De pronto, y como si no hubiera habido un largo silencio entre medias, Rafe continuó hablando con voz suave.

– Mi madre me trajo a San Antonio un fin de semana cuando yo era pequeño. Quería que viera el reflejo de las luces de Navidad en el río.

Le sorprendieron sus palabras, porque parecían sentidas. Había hablado como una persona normal, raro en él. También la extrañó el hecho de que hubieran ido los dos solos a San Antonio, cuando la familia Allman era bastante extensa.

– ¿Sólo vinisteis tú y tu madre? -preguntó extrañada.

– Sólo vino conmigo. Yo tenía unos trece años y mi madre pensó que me merecía algo especial. Creo que intentaba compensarme por el hecho de que Matt fuera claramente el hijo preferido de mi padre -le explicó él.

Rafe se paró de pronto, sin saber por qué le estaba contando todo eso. Y sobre todo a ella, la persona menos indicada.

Quizá fuera porque se conocían desde siempre. Casi habían crecido juntos. Se lamentó de no ser capaz de verla como a una hermana. Lo que sentía cada vez que la veía no tenía nada de fraternal. Sería mejor dejar de mirarla y acabar con el problema.

– Eras el favorito de tu madre -le dijo ella con voz suave.

– ¿Yo? -exclamó sorprendido-. No. Ella no tenía favoritos, era buena con todos.

Siempre que recordaba a su madre la veía con una sonrisa en la boca, la personificación de la dulzura y la paz. Todavía le dolía su pérdida. Para Rafe, ella era perfecta. No le reprochaba nada.

– Era una mujer maravillosa. Demasiado joven para morir -agregó ella-. Y estoy segura de que tú tenías un lugar especial en su corazón. Lo sé.

Shelley recordó con pena aquellos dolorosos días, cuando la madre de Jodie se estaba muriendo debido a las complicaciones de una operación de corazón.

– Pero sólo eras una niña. ¿Cómo podías haber notado cosas como ésa? -le preguntó él mirándola con el ceño fruncido.

– No lo sé, pero lo hice -respondió con una sonrisa.

Rafe se quedó mirándola para luego apartar la vista mientras la sonrisa de Shelley se marchitaba.

La conversación estaba haciendo que afloraran un montón de recuerdos. Había pasado tanto tiempo en casa de los Allman que eran casi su propia familia. Quizás porque, entonces, ella no tenía vida familiar en su casa. Su madre, que era soltera, estaba siempre demasiado ocupada. Y Shelley no tenía más familia que ella. Millie siempre le ocultó quién había sido su padre, por lo que acabó inventándose uno. Se lo imaginaba alto, guapo, amable y cariñoso. El hombre perfecto. Pero nunca pudo tocarlo y su imagen desaparecía siempre como el humo. Uno de los problemas de tener un padre imaginario.
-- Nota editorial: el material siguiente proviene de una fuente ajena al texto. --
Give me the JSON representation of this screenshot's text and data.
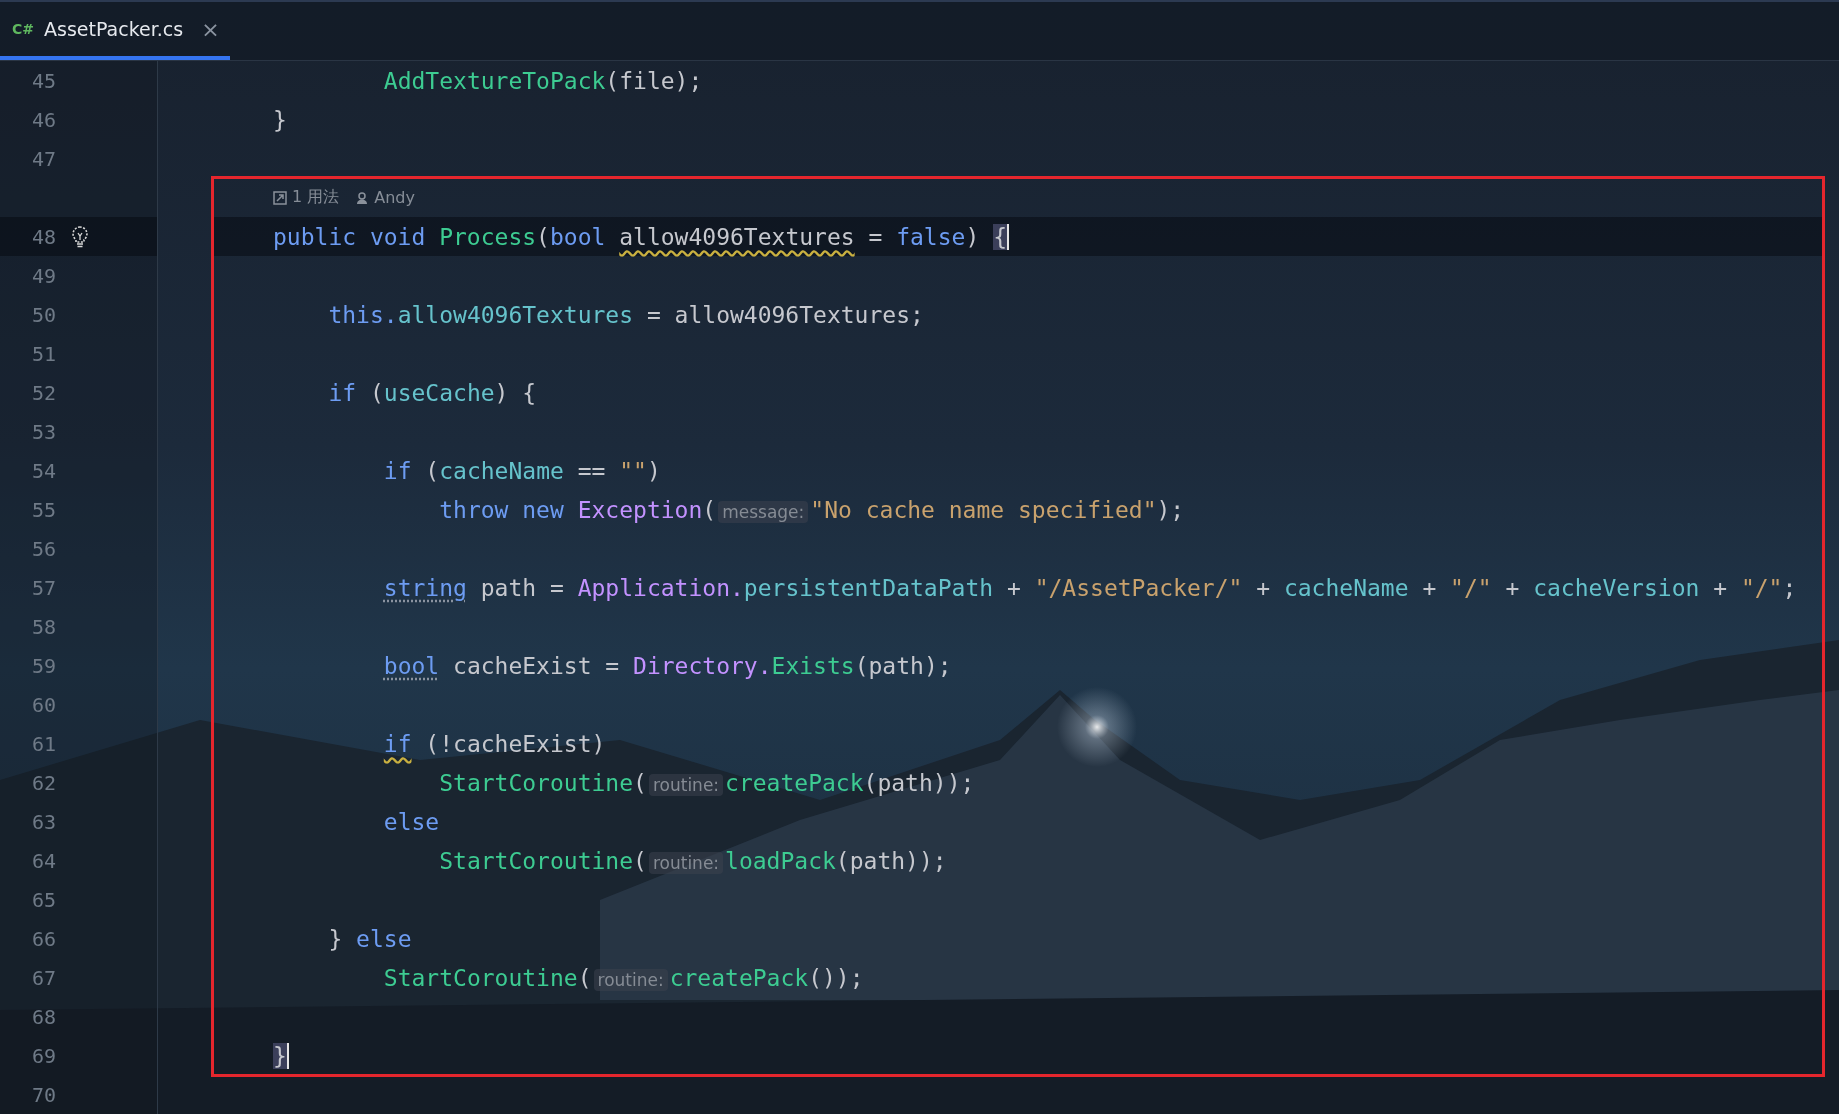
{
  "tab": {
    "lang": "C#",
    "title": "AssetPacker.cs",
    "close": "×",
    "selected": true
  },
  "before": [
    {
      "children": [
        {
          "children": [
            {
              "kind": "code",
              "number": "45",
              "tokens": [
                {
                  "kind": "fn",
                  "text": "AddTextureToPack"
                },
                {
                  "kind": "plain",
                  "text": "(file);"
                }
              ]
            }
          ]
        }
      ]
    },
    {
      "kind": "code",
      "number": "46",
      "tokens": [
        {
          "kind": "plain",
          "text": "}"
        }
      ]
    },
    {
      "kind": "code",
      "number": "47"
    }
  ],
  "highlighted_block": [
    {
      "kind": "inlay",
      "usages": "1 用法",
      "author": "Andy"
    },
    {
      "kind": "code",
      "number": "48",
      "current": true,
      "intention": true,
      "tokens": [
        {
          "kind": "kw",
          "text": "public void "
        },
        {
          "kind": "fn",
          "text": "Process"
        },
        {
          "kind": "plain",
          "text": "("
        },
        {
          "kind": "kw",
          "text": "bool "
        },
        {
          "kind": "plain",
          "text": "allow4096Textures",
          "squiggly": true
        },
        {
          "kind": "plain",
          "text": " = "
        },
        {
          "kind": "kw",
          "text": "false"
        },
        {
          "kind": "plain",
          "text": ") "
        },
        {
          "kind": "plain",
          "text": "{",
          "matched": true
        }
      ],
      "children": [
        {
          "kind": "code",
          "number": "49"
        },
        {
          "kind": "code",
          "number": "50",
          "tokens": [
            {
              "kind": "kw",
              "text": "this."
            },
            {
              "kind": "field",
              "text": "allow4096Textures"
            },
            {
              "kind": "plain",
              "text": " = allow4096Textures;"
            }
          ]
        },
        {
          "kind": "code",
          "number": "51"
        },
        {
          "kind": "code",
          "number": "52",
          "tokens": [
            {
              "kind": "kw",
              "text": "if"
            },
            {
              "kind": "plain",
              "text": " ("
            },
            {
              "kind": "field",
              "text": "useCache"
            },
            {
              "kind": "plain",
              "text": ") {"
            }
          ],
          "children": [
            {
              "kind": "code",
              "number": "53"
            },
            {
              "kind": "code",
              "number": "54",
              "tokens": [
                {
                  "kind": "kw",
                  "text": "if"
                },
                {
                  "kind": "plain",
                  "text": " ("
                },
                {
                  "kind": "field",
                  "text": "cacheName"
                },
                {
                  "kind": "plain",
                  "text": " == "
                },
                {
                  "kind": "str",
                  "text": "\"\""
                },
                {
                  "kind": "plain",
                  "text": ")"
                }
              ],
              "children": [
                {
                  "kind": "code",
                  "number": "55",
                  "tokens": [
                    {
                      "kind": "kw",
                      "text": "throw new "
                    },
                    {
                      "kind": "type",
                      "text": "Exception"
                    },
                    {
                      "kind": "plain",
                      "text": "("
                    },
                    {
                      "kind": "hint",
                      "text": "message:"
                    },
                    {
                      "kind": "str",
                      "text": "\"No cache name specified\""
                    },
                    {
                      "kind": "plain",
                      "text": ");"
                    }
                  ]
                }
              ]
            },
            {
              "kind": "code",
              "number": "56"
            },
            {
              "kind": "code",
              "number": "57",
              "tokens": [
                {
                  "kind": "kw",
                  "text": "string",
                  "dotted": true
                },
                {
                  "kind": "plain",
                  "text": " path = "
                },
                {
                  "kind": "type",
                  "text": "Application."
                },
                {
                  "kind": "field",
                  "text": "persistentDataPath"
                },
                {
                  "kind": "plain",
                  "text": " + "
                },
                {
                  "kind": "str",
                  "text": "\"/AssetPacker/\""
                },
                {
                  "kind": "plain",
                  "text": " + "
                },
                {
                  "kind": "field",
                  "text": "cacheName"
                },
                {
                  "kind": "plain",
                  "text": " + "
                },
                {
                  "kind": "str",
                  "text": "\"/\""
                },
                {
                  "kind": "plain",
                  "text": " + "
                },
                {
                  "kind": "field",
                  "text": "cacheVersion"
                },
                {
                  "kind": "plain",
                  "text": " + "
                },
                {
                  "kind": "str",
                  "text": "\"/\""
                },
                {
                  "kind": "plain",
                  "text": ";"
                }
              ]
            },
            {
              "kind": "code",
              "number": "58"
            },
            {
              "kind": "code",
              "number": "59",
              "tokens": [
                {
                  "kind": "kw",
                  "text": "bool",
                  "dotted": true
                },
                {
                  "kind": "plain",
                  "text": " cacheExist = "
                },
                {
                  "kind": "type",
                  "text": "Directory."
                },
                {
                  "kind": "fn",
                  "text": "Exists"
                },
                {
                  "kind": "plain",
                  "text": "(path);"
                }
              ]
            },
            {
              "kind": "code",
              "number": "60"
            },
            {
              "kind": "code",
              "number": "61",
              "tokens": [
                {
                  "kind": "kw",
                  "text": "if",
                  "squiggly": true
                },
                {
                  "kind": "plain",
                  "text": " (!cacheExist)"
                }
              ],
              "children": [
                {
                  "kind": "code",
                  "number": "62",
                  "tokens": [
                    {
                      "kind": "fn",
                      "text": "StartCoroutine"
                    },
                    {
                      "kind": "plain",
                      "text": "("
                    },
                    {
                      "kind": "hint",
                      "text": "routine:"
                    },
                    {
                      "kind": "fn",
                      "text": "createPack"
                    },
                    {
                      "kind": "plain",
                      "text": "(path));"
                    }
                  ]
                }
              ]
            },
            {
              "kind": "code",
              "number": "63",
              "tokens": [
                {
                  "kind": "kw",
                  "text": "else"
                }
              ],
              "children": [
                {
                  "kind": "code",
                  "number": "64",
                  "tokens": [
                    {
                      "kind": "fn",
                      "text": "StartCoroutine"
                    },
                    {
                      "kind": "plain",
                      "text": "("
                    },
                    {
                      "kind": "hint",
                      "text": "routine:"
                    },
                    {
                      "kind": "fn",
                      "text": "loadPack"
                    },
                    {
                      "kind": "plain",
                      "text": "(path));"
                    }
                  ]
                }
              ]
            },
            {
              "kind": "code",
              "number": "65"
            }
          ]
        },
        {
          "kind": "code",
          "number": "66",
          "tokens": [
            {
              "kind": "plain",
              "text": "} "
            },
            {
              "kind": "kw",
              "text": "else"
            }
          ],
          "children": [
            {
              "kind": "code",
              "number": "67",
              "tokens": [
                {
                  "kind": "fn",
                  "text": "StartCoroutine"
                },
                {
                  "kind": "plain",
                  "text": "("
                },
                {
                  "kind": "hint",
                  "text": "routine:"
                },
                {
                  "kind": "fn",
                  "text": "createPack"
                },
                {
                  "kind": "plain",
                  "text": "());"
                }
              ]
            }
          ]
        },
        {
          "kind": "code",
          "number": "68"
        }
      ]
    },
    {
      "kind": "code",
      "number": "69",
      "tokens": [
        {
          "kind": "plain",
          "text": "}",
          "matched": true
        }
      ]
    }
  ],
  "after": [
    {
      "kind": "code",
      "number": "70"
    }
  ]
}
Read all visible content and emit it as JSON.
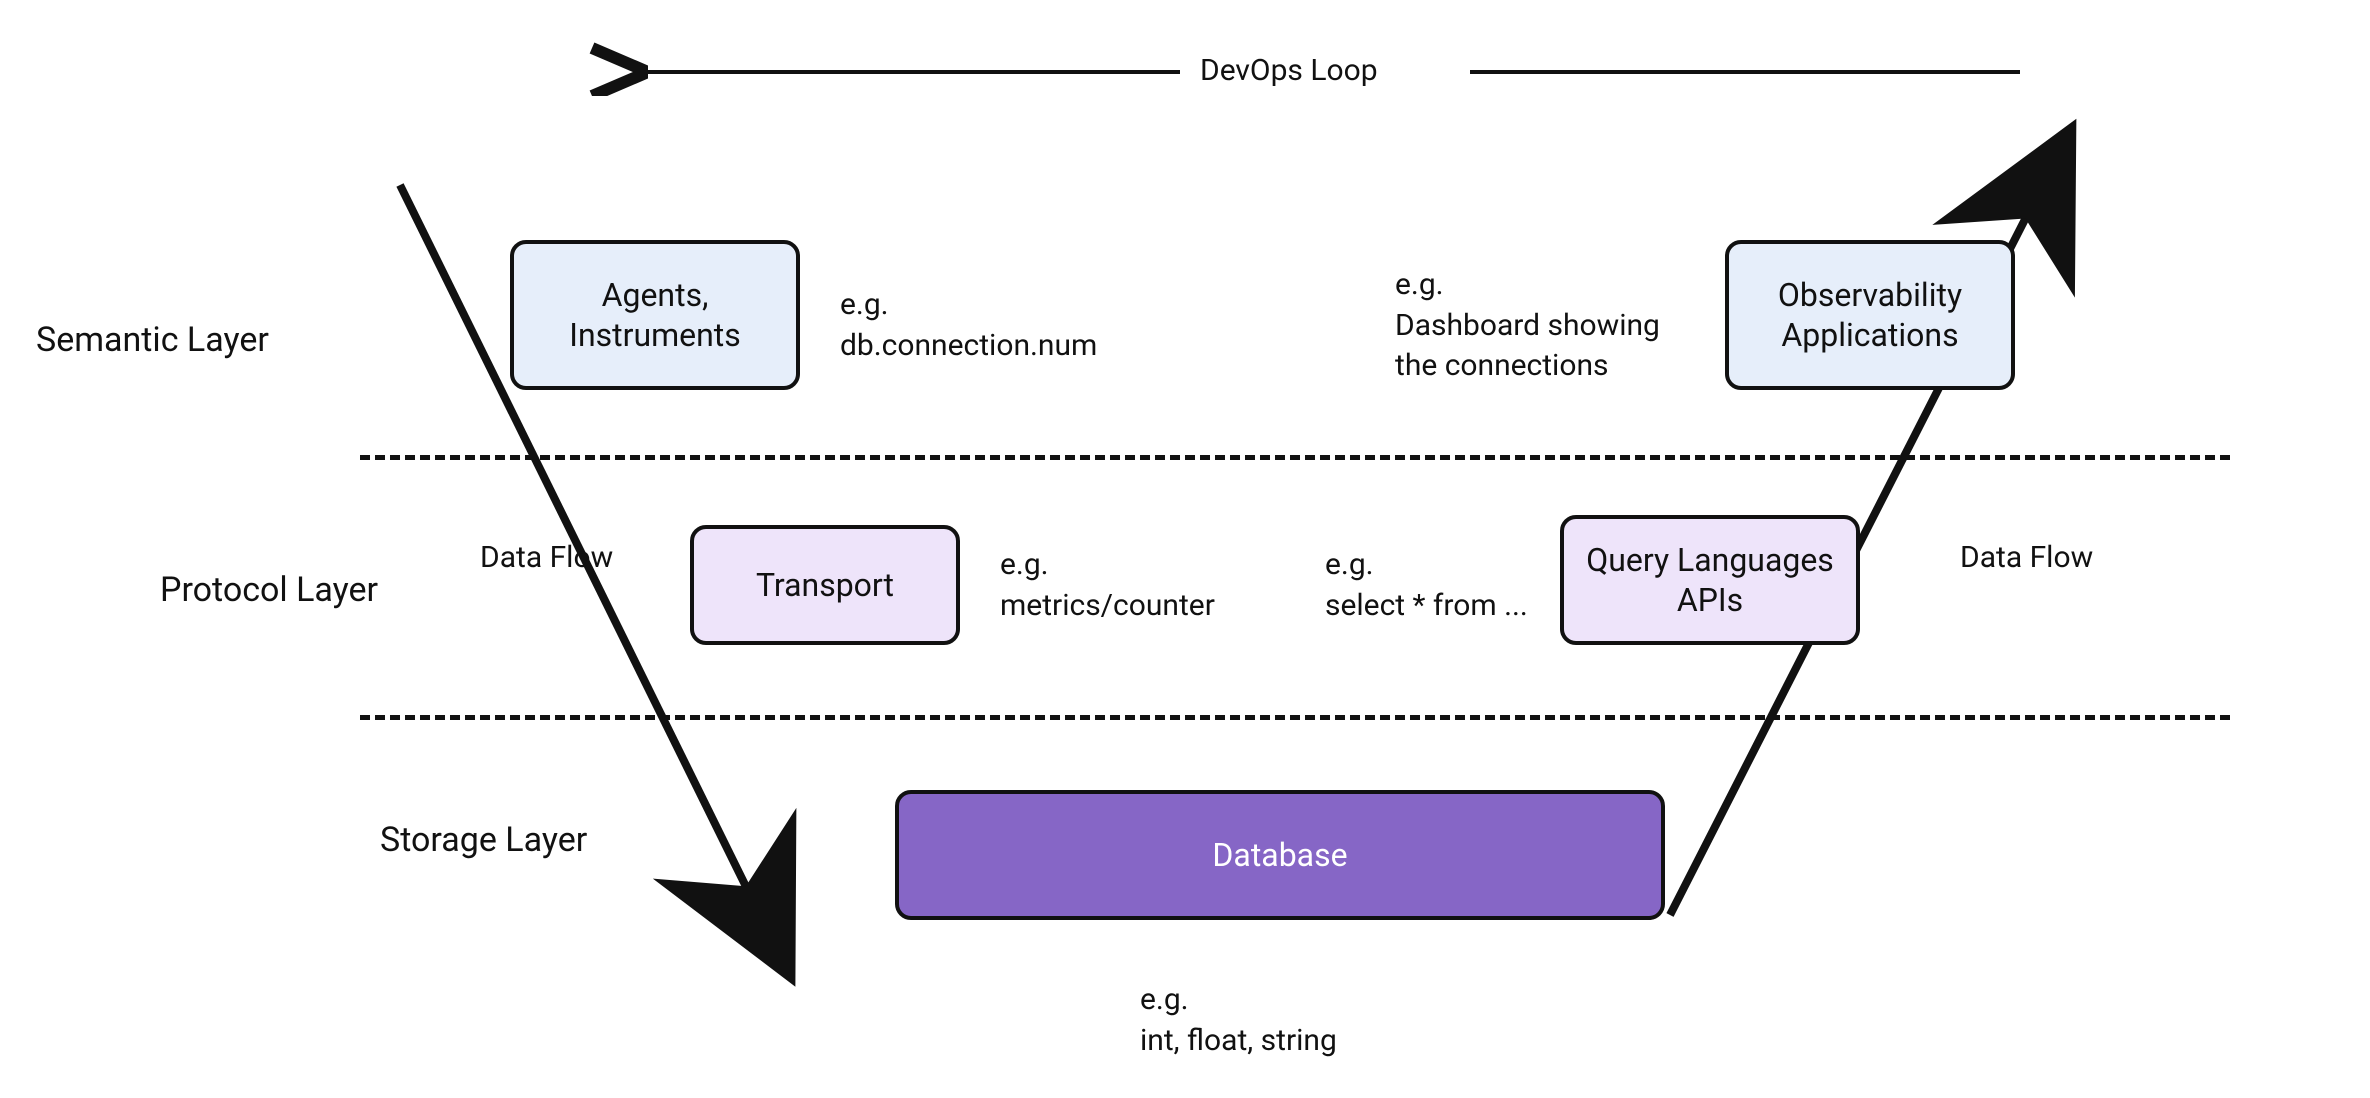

Siempre había sentido un vacío en el corazón. Cada noche rezaba para tener un hermano o una hermana, hasta que se hizo lo suficientemente mayor como para darse cuenta de que eso no iba ocurrir. Y entonces fue cuando se encariñó con los Allman.

– Supongo que no has salido mal del todo, a pesar de haber perdido a tu madre y quedar al cuidado de tu despótico padre -le dijo ella.

– Mi padre no está tan mal -se defendió él encogiéndose de hombros.

– ¿Qué? -Shelley no podía creerse lo que había oído-. Eso será porque ahora ya no puede pegarte, ¿no? Ahora eres más fuerte que él.

Rafe la miró como si estuviera loca.

– ¿Qué dices? No me pegaba tanto.

Rafe se apoyó en la barandilla y se cruzó de brazos. Sabía que nadie lo entendía. Era verdad que su padre había sido duro con él. Pero eso sólo hacía más gratificarte ver la cara de sorpresa de su progenitor cuando conseguía recuperarse.

– El es de otra generación y así era como se hacían las cosas antes. Es un hombre de su tiempo.

Shelley no podía creer que lo defendiera. Jesse Allman era todo un personaje, legendario en la localidad texana de Chivaree, su pueblo natal. Había sido un trabajador incansable, había logrado sacar a su familia de la pobreza y había montado un negocio de lo más lucrativo. Era un genio y un hombre de éxito que se había hecho a sí mismo. Pero no se podía decir que hubiese sido un padre cariñoso y atento.

– Tú no pegarías a un niño, ¿no? -le preguntó ella.

– Supongo que te refieres a dar azotes, ¿verdad? -dijo con resignación-. No, supongo que no lo haría. ¿Y tú?

– Yo nunca voy a tener hijos -contestó ella.

– Ya veo. Estás centrada en llevar tu carrera profesional a lo más alto, ¿no? -preguntó mirándola.

La verdad era que Shelley nunca se había considerado una mujer de carrera, pero suponía que era así. Al fin y al cabo, no era lo peor que la podían llamar.

– Supongo -reconoció de mala gana.

– Bueno, no te va mal. Clay, del departamento legal, me ha hablado bien de tu trabajo.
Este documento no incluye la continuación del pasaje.